物理的に太陽の女、今までよりも格段に扱いがダル過ぎるな……まあユイさんだしいいか。
「そ、そんなこと言われたって……」
何やらぶつぶつ言いながら、リンディの手がさらに加速していく。
パウダーを伸ばしていくようにして生地の形へと移行し、チョコレートの香りを立てていく。

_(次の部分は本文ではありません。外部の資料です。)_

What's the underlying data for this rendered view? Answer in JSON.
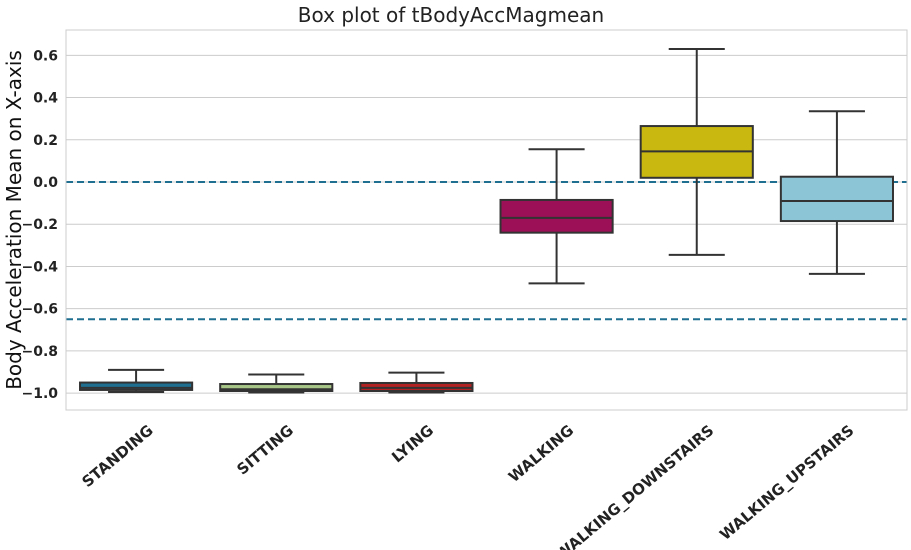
{
  "chart_data": {
    "type": "box",
    "title": "Box plot of tBodyAccMagmean",
    "xlabel": "",
    "ylabel": "Body Acceleration Mean on X-axis",
    "ylim": [
      -1.08,
      0.72
    ],
    "yticks": [
      -1.0,
      -0.8,
      -0.6,
      -0.4,
      -0.2,
      0.0,
      0.2,
      0.4,
      0.6
    ],
    "ytick_labels": [
      "−1.0",
      "−0.8",
      "−0.6",
      "−0.4",
      "−0.2",
      "0.0",
      "0.2",
      "0.4",
      "0.6"
    ],
    "grid": "horizontal",
    "categories": [
      "STANDING",
      "SITTING",
      "LYING",
      "WALKING",
      "WALKING_DOWNSTAIRS",
      "WALKING_UPSTAIRS"
    ],
    "boxes": [
      {
        "category": "STANDING",
        "whisker_low": -0.995,
        "q1": -0.985,
        "median": -0.975,
        "q3": -0.95,
        "whisker_high": -0.89,
        "color": "#1f6f91"
      },
      {
        "category": "SITTING",
        "whisker_low": -0.997,
        "q1": -0.99,
        "median": -0.982,
        "q3": -0.957,
        "whisker_high": -0.912,
        "color": "#a7c586"
      },
      {
        "category": "LYING",
        "whisker_low": -0.997,
        "q1": -0.99,
        "median": -0.975,
        "q3": -0.952,
        "whisker_high": -0.903,
        "color": "#b22222"
      },
      {
        "category": "WALKING",
        "whisker_low": -0.48,
        "q1": -0.24,
        "median": -0.17,
        "q3": -0.085,
        "whisker_high": 0.155,
        "color": "#9b1056"
      },
      {
        "category": "WALKING_DOWNSTAIRS",
        "whisker_low": -0.345,
        "q1": 0.02,
        "median": 0.145,
        "q3": 0.265,
        "whisker_high": 0.63,
        "color": "#c9b80f"
      },
      {
        "category": "WALKING_UPSTAIRS",
        "whisker_low": -0.435,
        "q1": -0.185,
        "median": -0.09,
        "q3": 0.025,
        "whisker_high": 0.335,
        "color": "#8cc6d6"
      }
    ],
    "reference_lines": [
      {
        "y": 0.0,
        "style": "dashed",
        "color": "#1f6f91"
      },
      {
        "y": -0.65,
        "style": "dashed",
        "color": "#1f6f91"
      }
    ]
  }
}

手つきによどみはない。明らかに、昨年よりもレベルアップしていた。
「…………」
「何よ、そんなにじっと見てきて」
「アナタ、わたくしの知らないところで練習してません?」
「そそそそそんなわけないでしょ」
馬脚を露したな。
ノー勉で成績がいいのは高校一年生までだ。大学受験には通用しねえ。
お前の手つきにはチャートを何周もしている凄みがある。
図星だったのだろう、リンディは目を泳がせながらも作業をスピードアップさせる。
わたくしはユイさんと視線を重ね、二人そろって肩をすくめた。
この中で最も隠れて勉強しているとしたら間違いなくこの女だしな。
「にしてもパウダーを……なるほど、根本的に違うものでも、二つなら喧嘩をするけど三つなら調和する……新フォームに使える気がしますわね、その発想」
「アンタにそういうヒント本当に与えたくないんだけど!?」
リンディは悲鳴を上げて、わたくしから守るかのようにボウルを抱きかかえて隠した。
「気を抜いたらなんでもかんでもヒントにして! それで変なことしたら私のせいなのよ!?」
「変なことってなんですか変なことって」
宇宙に新たな概念を与えて神秘を創造していると言ってくれよな。
わたくしisGOD。
「ユイさんは?」
「わ、私はこういうの初めてなので……簡単って聞いたから、生チョコっていうのにしようかなと」
「なるほど、いいんじゃないですか」
もちろん当日まではもたないが、練習にはちょうどいいだろう。
見た目がおしゃれな割には、意外と作るの簡単だしな。
「シンプルで作りやすいですし、時間が余れば一緒にパウンドケーキでも作ってみますか」
「パウンドケーキ……?」
「ふふ、まあ作ってみてのお楽しみです。多分食べたこともありますわ」
目を丸くするユイさん。
これで立場は教皇っていうんだから驚きだ。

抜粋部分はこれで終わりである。